In Castagno v. Wholean, supra, 239 Conn. 337, the plaintiff grandparents sought an order of visitation with the minor children of their daughter and her husband, who were not then separated or Involved in any court proceedings that might affect the custody of the children. We recognized that, because the text of the statute did not contain any threshold requirement that the minor child’s family life be disrupted in any way before a nonparent could seek visitation rights, “[t]he literal application of [§ 46b-59] to [that] case could place the statute in constitutional jeopardy.” Id., 345. Therefore, consistent with our duty to construe statutes, whenever possible, to avoid constitutional infirmities; State v. Floyd, 217 Conn. 73, 88, 584 A.2d 1157 (1991); we “conclude[d] that the legislature intended § 46b-59 to afford the trial court jurisdiction to entertain a petition for visitation only when the minor child’s family life [had] been disrupted in a manner analogous to the situations addressed by [General Statutes] §§ 46b-56 and 46b-57.” Castagno v. Wholean, supra, 352. As detailed in Castagno, this judicial gloss was consistent with the common-law background against which the statute was enacted, its contextual interplay with other statutes, and its legislative history. Id., 340-52. The judicial gloss in Castagno, however, did not alter the statute’s mandate that the trial court be guided by the best interests of the child.
We note that the plaintiffs lack standing to assert the due process rights of the minor child. See Shaskan v. Waltham Industries Corp., 168 Conn. 43, 49, 357 A.2d 472 (1975) (litigant lacks standing to assert constitutional rights of another). “It is well established that a child may bring a civil action only by a guardian or next friend, whose responsibility it is to ensure that the interests of the ward are well represented. . . . When a guardian has been appointed to protect the interests of a child, the guardian is usually the proper person to bring an action on behalf of the child.” (Citations omitted; internal quotation marks omitted.) Orsi v. Senatore, 230 Conn. 459, 466-67,645 A.2d 986 (1994). Because the plaintiffs are not the legal guardians of the child, and the child’s interests are represented by an attorney, the plaintiffs cannot assert the child’s legal rights. Accordingly, we do not consider whether the child’s due process rights were violated by the trial court’s judgment.
The plaintiffs do not make clear whether their due process claim is brought pursuant to the state or the federal constitution. They have failed to provide any independent analysis of the claim pursuant to the state constitution. Accordingly, we limit our analysis to those guarantees provided in the federal constitution. See State v. DeJesus, 270 Conn. 826, 834 n.14, 856 A.2d 345 (2004).

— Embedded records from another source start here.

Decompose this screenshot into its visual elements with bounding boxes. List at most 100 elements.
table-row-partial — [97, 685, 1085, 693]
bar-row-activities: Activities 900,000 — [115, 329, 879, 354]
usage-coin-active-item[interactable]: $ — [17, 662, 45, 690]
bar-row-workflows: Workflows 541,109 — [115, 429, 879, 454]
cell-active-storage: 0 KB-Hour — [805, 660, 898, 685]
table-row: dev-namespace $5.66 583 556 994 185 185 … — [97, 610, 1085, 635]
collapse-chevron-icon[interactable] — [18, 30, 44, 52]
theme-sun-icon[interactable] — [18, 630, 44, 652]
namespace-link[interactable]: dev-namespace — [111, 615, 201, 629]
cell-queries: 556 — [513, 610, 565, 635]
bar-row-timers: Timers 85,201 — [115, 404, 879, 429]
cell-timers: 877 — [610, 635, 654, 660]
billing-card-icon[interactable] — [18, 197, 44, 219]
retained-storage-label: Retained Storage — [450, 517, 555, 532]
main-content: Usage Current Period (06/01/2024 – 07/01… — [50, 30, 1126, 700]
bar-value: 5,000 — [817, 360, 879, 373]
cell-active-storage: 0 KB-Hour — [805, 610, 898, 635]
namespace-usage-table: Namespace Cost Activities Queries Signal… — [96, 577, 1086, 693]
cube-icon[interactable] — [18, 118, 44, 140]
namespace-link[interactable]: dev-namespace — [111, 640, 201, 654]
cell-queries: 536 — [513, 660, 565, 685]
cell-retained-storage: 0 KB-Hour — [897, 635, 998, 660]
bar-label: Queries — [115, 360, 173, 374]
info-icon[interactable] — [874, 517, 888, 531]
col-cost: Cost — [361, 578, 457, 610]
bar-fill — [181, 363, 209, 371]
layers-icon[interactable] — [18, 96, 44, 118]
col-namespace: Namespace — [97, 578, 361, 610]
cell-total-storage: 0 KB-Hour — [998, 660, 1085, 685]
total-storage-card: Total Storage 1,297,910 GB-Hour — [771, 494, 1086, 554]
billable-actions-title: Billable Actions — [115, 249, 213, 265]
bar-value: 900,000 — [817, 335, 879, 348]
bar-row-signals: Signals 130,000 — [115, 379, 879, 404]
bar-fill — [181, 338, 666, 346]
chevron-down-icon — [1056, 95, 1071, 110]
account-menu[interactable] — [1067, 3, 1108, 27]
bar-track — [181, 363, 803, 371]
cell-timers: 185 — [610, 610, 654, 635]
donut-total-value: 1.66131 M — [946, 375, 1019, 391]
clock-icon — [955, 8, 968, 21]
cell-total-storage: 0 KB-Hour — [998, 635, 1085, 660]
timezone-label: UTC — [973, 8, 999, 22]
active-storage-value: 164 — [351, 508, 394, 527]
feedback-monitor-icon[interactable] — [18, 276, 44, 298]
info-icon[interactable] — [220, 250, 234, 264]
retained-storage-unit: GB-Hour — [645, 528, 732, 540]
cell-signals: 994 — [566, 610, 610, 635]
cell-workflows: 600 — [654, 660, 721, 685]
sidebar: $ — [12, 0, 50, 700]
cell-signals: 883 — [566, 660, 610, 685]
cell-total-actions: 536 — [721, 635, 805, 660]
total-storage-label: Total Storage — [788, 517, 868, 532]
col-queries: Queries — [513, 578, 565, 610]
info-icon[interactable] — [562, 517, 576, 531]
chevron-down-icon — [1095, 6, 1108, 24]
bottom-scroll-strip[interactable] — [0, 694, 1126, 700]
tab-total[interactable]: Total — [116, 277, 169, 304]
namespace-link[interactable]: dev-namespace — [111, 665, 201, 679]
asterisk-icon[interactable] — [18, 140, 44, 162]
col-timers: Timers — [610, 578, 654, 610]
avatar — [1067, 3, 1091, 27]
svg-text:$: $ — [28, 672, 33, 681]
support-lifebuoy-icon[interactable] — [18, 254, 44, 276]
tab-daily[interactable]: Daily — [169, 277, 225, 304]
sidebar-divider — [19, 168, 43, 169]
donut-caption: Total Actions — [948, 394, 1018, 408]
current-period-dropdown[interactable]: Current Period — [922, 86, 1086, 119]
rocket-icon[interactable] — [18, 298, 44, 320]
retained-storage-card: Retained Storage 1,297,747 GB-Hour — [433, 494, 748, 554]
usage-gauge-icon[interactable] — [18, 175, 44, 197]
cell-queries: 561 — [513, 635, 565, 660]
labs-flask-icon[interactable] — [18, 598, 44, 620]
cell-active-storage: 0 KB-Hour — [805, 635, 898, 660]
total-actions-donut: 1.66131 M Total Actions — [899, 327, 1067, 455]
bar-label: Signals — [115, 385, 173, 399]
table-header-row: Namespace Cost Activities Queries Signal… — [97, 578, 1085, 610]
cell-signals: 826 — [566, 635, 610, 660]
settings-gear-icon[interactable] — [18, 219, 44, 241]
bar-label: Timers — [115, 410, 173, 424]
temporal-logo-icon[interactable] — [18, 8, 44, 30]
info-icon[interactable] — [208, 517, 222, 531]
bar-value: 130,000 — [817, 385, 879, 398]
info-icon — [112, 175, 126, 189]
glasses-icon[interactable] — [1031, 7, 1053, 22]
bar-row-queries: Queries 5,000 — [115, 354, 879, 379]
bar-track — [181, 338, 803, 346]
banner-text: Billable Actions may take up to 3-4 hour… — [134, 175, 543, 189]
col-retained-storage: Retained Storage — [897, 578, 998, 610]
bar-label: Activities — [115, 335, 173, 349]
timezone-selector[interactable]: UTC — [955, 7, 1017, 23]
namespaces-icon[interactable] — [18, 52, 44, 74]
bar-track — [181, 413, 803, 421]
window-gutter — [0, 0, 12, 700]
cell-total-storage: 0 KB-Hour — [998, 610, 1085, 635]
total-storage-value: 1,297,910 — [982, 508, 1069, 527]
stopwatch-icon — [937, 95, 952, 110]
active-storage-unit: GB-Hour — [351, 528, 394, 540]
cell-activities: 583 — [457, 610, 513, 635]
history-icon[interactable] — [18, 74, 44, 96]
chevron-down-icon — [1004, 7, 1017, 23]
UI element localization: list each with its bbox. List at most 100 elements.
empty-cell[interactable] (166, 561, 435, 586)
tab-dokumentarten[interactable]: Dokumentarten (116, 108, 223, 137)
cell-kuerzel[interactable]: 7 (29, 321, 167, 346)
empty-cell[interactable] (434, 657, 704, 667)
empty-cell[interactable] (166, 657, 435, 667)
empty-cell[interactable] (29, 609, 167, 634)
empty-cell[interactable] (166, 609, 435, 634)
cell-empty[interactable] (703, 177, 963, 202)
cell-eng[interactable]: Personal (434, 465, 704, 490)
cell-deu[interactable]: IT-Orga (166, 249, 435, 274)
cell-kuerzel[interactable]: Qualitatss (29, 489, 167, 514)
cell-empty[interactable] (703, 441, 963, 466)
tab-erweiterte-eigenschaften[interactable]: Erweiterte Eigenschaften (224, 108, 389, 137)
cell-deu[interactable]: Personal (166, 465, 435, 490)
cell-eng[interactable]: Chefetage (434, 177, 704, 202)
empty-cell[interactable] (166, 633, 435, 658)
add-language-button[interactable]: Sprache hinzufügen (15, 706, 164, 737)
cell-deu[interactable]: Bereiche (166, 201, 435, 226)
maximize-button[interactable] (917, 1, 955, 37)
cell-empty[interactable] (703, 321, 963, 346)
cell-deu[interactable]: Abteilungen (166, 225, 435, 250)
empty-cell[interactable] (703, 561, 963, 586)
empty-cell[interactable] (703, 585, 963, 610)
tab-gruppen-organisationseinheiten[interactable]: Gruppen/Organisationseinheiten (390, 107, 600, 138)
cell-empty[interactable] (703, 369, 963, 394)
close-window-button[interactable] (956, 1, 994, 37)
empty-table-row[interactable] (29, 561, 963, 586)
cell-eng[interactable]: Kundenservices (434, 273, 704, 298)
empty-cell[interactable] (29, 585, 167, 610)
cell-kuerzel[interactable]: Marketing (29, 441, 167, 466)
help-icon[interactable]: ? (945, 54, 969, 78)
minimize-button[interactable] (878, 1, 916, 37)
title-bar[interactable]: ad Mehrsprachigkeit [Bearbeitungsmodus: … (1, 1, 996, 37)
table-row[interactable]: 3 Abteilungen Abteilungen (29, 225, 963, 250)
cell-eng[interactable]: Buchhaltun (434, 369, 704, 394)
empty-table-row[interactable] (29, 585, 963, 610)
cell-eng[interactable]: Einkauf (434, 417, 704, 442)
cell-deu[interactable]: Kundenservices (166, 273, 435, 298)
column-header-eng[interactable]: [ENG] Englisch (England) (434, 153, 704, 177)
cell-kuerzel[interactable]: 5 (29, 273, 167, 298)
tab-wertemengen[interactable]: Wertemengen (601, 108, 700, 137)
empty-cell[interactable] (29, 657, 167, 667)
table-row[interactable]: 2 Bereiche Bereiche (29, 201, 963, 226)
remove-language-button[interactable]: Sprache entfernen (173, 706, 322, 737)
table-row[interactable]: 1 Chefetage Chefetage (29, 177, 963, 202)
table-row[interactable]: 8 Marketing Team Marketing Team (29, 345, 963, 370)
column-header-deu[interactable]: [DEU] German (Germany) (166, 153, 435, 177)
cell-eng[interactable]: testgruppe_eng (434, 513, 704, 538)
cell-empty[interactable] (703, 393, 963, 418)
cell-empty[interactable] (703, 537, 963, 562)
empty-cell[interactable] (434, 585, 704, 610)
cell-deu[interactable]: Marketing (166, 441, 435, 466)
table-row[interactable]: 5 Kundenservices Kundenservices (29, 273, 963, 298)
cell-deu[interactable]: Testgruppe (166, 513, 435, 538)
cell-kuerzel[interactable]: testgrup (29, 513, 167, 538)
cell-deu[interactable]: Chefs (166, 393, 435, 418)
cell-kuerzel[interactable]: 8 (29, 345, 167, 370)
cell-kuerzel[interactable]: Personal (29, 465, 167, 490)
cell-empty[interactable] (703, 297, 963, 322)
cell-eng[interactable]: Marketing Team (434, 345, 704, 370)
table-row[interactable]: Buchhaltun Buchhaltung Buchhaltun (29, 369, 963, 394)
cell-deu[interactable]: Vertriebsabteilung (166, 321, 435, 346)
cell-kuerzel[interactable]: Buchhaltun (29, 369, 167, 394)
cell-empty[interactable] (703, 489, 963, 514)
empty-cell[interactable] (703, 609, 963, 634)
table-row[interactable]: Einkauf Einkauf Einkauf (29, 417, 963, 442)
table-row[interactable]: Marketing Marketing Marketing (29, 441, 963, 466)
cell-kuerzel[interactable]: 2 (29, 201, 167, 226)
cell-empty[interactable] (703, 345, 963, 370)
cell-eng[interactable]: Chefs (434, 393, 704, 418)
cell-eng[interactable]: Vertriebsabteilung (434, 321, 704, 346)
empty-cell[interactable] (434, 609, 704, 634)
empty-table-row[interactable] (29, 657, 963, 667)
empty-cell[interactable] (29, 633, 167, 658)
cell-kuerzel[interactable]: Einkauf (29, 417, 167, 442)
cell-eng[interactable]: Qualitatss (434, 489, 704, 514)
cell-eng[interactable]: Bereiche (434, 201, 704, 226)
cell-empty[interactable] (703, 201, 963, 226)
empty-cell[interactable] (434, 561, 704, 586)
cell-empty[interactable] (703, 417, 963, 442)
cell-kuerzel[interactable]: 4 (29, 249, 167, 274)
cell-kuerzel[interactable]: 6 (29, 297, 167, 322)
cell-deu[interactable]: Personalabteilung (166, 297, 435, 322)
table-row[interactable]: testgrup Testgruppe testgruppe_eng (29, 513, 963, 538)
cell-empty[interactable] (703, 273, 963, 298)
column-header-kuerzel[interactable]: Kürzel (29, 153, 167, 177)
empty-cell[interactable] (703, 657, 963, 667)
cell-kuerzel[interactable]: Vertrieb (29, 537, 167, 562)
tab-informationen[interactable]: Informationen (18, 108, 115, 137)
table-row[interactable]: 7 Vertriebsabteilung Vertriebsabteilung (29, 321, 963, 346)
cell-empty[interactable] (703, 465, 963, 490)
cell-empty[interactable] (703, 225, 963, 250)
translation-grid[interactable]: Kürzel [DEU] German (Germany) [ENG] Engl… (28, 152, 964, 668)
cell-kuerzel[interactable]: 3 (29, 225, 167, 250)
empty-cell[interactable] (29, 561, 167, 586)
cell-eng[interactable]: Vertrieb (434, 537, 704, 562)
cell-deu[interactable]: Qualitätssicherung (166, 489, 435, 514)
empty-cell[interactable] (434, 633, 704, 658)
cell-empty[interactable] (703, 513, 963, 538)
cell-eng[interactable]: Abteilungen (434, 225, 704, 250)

In Northern Pipeline Construction Co. v. Marathon Pipe Line Co., supra, 458 U.S. 87, the Supreme Court held that the broad grant of jurisdiction to the bankruptcy courts contained in 28 U.S.C. § 1471 (1976 Ed. Sup. IV) was unconstitutional. The court then applied the Chevron Oil Co. test to conclude that its decision would apply prospectively only because “[retrospective] application would not further the operation of [its] holding, and would surely visit substantial injustice and hardship upon those litigants who relied upon *511the [Bankruptcy Act’s] vesting of jurisdiction in the bankruptcy courts.” Id., 88.